Я нисколько не сомневаюсь в гениальности маэстро Бернардо. Но против Боккароссы он, думается мне, бессилен. Старый маэстро, бесспорно, могучий дух, и мысль его объемлет многое, если не все. На службе у него, бесспорно, могущественные стихии, отвоеванные им у природы и ему послушные, хотя, скорее всего, и против собственной воли. Но Боккаросса – сам некая стихия, и потому стихии служат ему готовно и охотно. Мне кажется, он гораздо больше сын природы.

Бернардо – человек, отошедший от матери-природы, и его высокомерные, аристократические черты всегда внушали мне известное недоверие.

Мне кажется, поединок будет неравный.

Всякий, кто взглянул бы на них рядом, на Бернардо, с его лбом мыслителя, и на Боккароссу, с его мощной, хищной челюстью, не усомнился бы, кто из них сильнейший.


В городе становится трудно с продовольствием. Здесь-то, при дворе, мы этого, конечно, не чувствуем, но народ, говорят, голодает. Да оно и неудивительно при такой перенаселенности, при таком множестве пришлого люда. На беженцев смотрят все с большей неприязнью, считая их, не без основания, причиной недостатка продовольствия. Поистине: для горожан они тяжкое бремя. Особенно, понятно, раздражают их хнычущие, замурзанные дети, которые шныряют повсюду, выклянчивая милостыню. Говорят, они даже воруют при случае. Хлеб раздают два-три раза в неделю, да и то очень помалу, потому что к осаде никто не был подготовлен и запасы незначительны. Скоро они, видимо, кончатся. Те из беженцев, кто привел с собой козу или корову и кормился вначале молоком, вынуждены были зарезать свою отощавшую скотину, полумертвую от голода, потому что корма для нее взять было неоткуда, и некоторое время они поддерживали свое существование, питаясь этим мясом и меняя его то на муку, то на что-нибудь еще. Теперь у них ничего не осталось, а в разговоры горожан, что, мол, они припрятали мясо и живут получше других, я не очень-то верю, по их виду этого не скажешь. Они страшно худые и явно изголодались. Я вовсе не потому так говорю, что испытываю какую-либо симпатию к этим людям. Я вполне разделяю неприязнь горожан. Они тупы, как все деревенские, сидят целыми днями сложа руки и таращатся по сторонам. Общаться они ни с кем не общаются, разделились на кучки, земляки с земляками, и чуть не все время проводят в этих своих грязных становищах, на каком-нибудь облюбованном кусочке площади, где сложено их вонючее тряпье и где они расположились как у себя дома. Вечерами они сидят вокруг костров – если удастся раздобыть топливо – и разговаривают на своем примитивном наречии, из которого ни слова не поймешь. Да и стоит ли понимать, о чем они там говорят.

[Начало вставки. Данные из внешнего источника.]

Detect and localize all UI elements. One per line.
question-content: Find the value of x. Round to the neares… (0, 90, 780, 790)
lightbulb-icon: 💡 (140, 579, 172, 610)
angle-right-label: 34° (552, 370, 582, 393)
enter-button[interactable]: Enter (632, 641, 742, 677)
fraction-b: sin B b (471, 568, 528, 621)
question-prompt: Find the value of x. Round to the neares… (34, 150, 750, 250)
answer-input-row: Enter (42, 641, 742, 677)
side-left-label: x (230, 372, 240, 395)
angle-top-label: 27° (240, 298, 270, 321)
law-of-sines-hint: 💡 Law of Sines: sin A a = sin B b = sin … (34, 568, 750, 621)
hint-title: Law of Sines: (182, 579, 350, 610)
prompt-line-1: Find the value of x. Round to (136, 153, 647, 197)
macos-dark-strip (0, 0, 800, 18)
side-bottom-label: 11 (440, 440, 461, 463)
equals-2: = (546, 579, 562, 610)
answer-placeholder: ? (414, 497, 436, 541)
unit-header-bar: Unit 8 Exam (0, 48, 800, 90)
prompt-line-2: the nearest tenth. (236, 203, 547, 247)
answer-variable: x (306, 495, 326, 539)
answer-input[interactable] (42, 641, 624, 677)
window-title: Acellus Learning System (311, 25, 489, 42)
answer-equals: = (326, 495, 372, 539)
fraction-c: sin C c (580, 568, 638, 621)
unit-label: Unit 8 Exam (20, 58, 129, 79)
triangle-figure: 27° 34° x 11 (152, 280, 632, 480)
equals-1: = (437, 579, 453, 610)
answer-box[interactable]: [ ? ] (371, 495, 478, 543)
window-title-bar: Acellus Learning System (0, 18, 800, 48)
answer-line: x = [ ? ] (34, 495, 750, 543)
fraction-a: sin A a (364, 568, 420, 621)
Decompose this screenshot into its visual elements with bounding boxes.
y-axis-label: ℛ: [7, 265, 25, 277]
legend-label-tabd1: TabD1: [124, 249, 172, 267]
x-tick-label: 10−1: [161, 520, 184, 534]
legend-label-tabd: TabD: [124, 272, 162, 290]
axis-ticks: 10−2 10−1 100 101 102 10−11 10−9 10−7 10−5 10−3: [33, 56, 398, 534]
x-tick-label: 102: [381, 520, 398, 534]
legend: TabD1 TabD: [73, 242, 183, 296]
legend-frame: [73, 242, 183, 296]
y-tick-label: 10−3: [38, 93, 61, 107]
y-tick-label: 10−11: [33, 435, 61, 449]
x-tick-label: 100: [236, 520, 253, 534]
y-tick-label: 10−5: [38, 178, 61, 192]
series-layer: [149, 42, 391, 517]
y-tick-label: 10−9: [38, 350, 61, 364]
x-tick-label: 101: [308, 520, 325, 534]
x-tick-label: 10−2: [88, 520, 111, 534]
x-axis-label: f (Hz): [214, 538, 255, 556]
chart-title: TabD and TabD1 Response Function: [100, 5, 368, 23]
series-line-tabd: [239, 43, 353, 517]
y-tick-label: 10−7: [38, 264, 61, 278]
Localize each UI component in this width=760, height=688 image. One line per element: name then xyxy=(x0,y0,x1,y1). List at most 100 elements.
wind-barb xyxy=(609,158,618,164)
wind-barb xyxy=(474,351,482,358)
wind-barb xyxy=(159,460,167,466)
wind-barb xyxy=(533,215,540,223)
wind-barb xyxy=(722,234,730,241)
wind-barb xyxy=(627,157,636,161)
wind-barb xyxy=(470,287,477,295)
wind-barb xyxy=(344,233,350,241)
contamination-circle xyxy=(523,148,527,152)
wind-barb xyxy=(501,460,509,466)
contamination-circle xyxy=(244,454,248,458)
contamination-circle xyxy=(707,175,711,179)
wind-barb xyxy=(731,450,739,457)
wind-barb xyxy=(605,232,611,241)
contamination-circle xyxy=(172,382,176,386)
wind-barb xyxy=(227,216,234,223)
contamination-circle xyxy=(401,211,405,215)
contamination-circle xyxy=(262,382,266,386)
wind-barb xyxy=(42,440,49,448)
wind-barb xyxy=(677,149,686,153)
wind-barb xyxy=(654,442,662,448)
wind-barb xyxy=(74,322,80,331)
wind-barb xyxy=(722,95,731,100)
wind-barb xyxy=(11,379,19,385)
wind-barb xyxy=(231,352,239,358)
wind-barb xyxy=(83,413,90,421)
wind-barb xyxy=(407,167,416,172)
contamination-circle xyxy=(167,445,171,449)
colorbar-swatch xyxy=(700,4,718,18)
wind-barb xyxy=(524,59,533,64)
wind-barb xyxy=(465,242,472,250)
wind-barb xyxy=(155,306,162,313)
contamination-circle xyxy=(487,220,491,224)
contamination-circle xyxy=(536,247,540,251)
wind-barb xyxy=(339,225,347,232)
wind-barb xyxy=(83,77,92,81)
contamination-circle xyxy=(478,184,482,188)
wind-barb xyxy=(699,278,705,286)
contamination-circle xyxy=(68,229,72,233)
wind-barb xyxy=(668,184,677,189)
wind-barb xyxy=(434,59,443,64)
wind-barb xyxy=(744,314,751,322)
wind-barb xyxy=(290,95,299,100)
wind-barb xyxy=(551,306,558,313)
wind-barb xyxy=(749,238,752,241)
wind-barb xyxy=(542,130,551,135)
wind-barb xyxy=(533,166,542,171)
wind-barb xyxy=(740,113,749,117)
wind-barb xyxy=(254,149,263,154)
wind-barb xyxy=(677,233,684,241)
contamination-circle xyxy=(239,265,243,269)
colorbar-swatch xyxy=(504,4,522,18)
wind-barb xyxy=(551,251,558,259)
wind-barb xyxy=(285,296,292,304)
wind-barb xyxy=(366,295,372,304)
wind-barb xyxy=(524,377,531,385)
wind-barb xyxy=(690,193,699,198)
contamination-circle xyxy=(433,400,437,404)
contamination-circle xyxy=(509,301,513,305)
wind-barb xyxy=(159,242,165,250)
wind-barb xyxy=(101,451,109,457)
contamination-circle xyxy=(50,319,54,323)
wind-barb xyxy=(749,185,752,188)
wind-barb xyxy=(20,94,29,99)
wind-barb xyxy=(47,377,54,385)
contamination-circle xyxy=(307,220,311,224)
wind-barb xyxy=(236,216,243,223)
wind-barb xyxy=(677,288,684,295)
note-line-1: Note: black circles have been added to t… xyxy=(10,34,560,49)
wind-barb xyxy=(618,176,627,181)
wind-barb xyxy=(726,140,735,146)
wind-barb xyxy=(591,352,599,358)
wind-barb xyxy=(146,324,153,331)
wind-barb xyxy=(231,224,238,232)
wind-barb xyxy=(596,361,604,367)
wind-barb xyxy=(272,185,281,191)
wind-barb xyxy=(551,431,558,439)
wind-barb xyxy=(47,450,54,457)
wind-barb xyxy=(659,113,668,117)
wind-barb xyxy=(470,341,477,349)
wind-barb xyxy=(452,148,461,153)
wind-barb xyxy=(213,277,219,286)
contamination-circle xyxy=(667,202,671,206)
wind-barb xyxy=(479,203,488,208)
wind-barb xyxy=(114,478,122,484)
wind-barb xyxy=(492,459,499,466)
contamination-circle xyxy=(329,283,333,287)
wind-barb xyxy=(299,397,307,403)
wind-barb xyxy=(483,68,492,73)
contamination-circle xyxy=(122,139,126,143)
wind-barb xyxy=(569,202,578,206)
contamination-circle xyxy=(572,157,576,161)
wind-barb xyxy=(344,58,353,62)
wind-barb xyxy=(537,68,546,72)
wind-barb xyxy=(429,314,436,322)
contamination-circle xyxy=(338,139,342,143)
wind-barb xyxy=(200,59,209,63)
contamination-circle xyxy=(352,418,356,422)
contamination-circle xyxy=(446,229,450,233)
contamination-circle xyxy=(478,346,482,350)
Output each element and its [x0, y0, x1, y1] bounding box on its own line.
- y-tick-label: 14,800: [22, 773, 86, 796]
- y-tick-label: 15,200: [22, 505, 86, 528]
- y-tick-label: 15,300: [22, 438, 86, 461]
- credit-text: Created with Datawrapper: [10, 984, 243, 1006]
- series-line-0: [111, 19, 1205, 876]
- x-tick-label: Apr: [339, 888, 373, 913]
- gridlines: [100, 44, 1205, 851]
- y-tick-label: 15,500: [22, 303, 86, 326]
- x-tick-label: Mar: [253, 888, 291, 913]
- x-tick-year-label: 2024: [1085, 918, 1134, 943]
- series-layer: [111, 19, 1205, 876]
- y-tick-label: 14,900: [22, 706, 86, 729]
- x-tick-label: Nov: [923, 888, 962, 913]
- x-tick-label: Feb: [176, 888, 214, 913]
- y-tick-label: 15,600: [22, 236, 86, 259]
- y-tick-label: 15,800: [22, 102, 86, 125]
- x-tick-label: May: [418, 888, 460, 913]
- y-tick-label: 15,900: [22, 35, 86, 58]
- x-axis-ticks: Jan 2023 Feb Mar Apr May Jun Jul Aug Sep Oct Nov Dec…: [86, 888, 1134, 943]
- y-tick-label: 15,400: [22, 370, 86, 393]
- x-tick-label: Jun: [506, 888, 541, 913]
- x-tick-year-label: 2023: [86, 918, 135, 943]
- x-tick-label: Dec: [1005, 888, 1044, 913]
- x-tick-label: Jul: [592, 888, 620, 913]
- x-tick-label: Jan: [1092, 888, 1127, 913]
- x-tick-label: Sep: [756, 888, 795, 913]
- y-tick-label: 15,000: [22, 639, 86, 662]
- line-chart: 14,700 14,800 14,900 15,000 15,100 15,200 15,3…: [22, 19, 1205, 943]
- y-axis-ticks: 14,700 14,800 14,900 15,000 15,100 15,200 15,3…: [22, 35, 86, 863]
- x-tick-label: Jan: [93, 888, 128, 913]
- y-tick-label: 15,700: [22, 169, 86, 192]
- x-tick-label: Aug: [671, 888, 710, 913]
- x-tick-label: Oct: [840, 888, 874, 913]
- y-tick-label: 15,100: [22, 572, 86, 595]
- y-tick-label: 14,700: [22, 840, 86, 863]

Грязь и вонь от всех этих расположившихся на улицах и площадях людей просто ужасающие. При моей вообще чистоплотности и аккуратности и при моей чувствительности в этом смысле к поведению окружающих нечистоплотность этих людей мне просто нестерпима. Особое – по мнению многих, даже преувеличенное – омерзение вызывают во мне человеческие испражнения и тот запах, который они распространяют. А эти примитивные существа уподобились своей домашней скотине и справляют нужду где попало. Безобразное свинство. Воздух словно зачумлен, и улицы и площади пришли, на мой взгляд, в такое омерзительное состояние, что я стараюсь как можно реже выходить в город. Да и поручениями меня не слишком обременяют с тех пор, как герцогиня так переменилась, а дон Риккардо, по счастью, умер.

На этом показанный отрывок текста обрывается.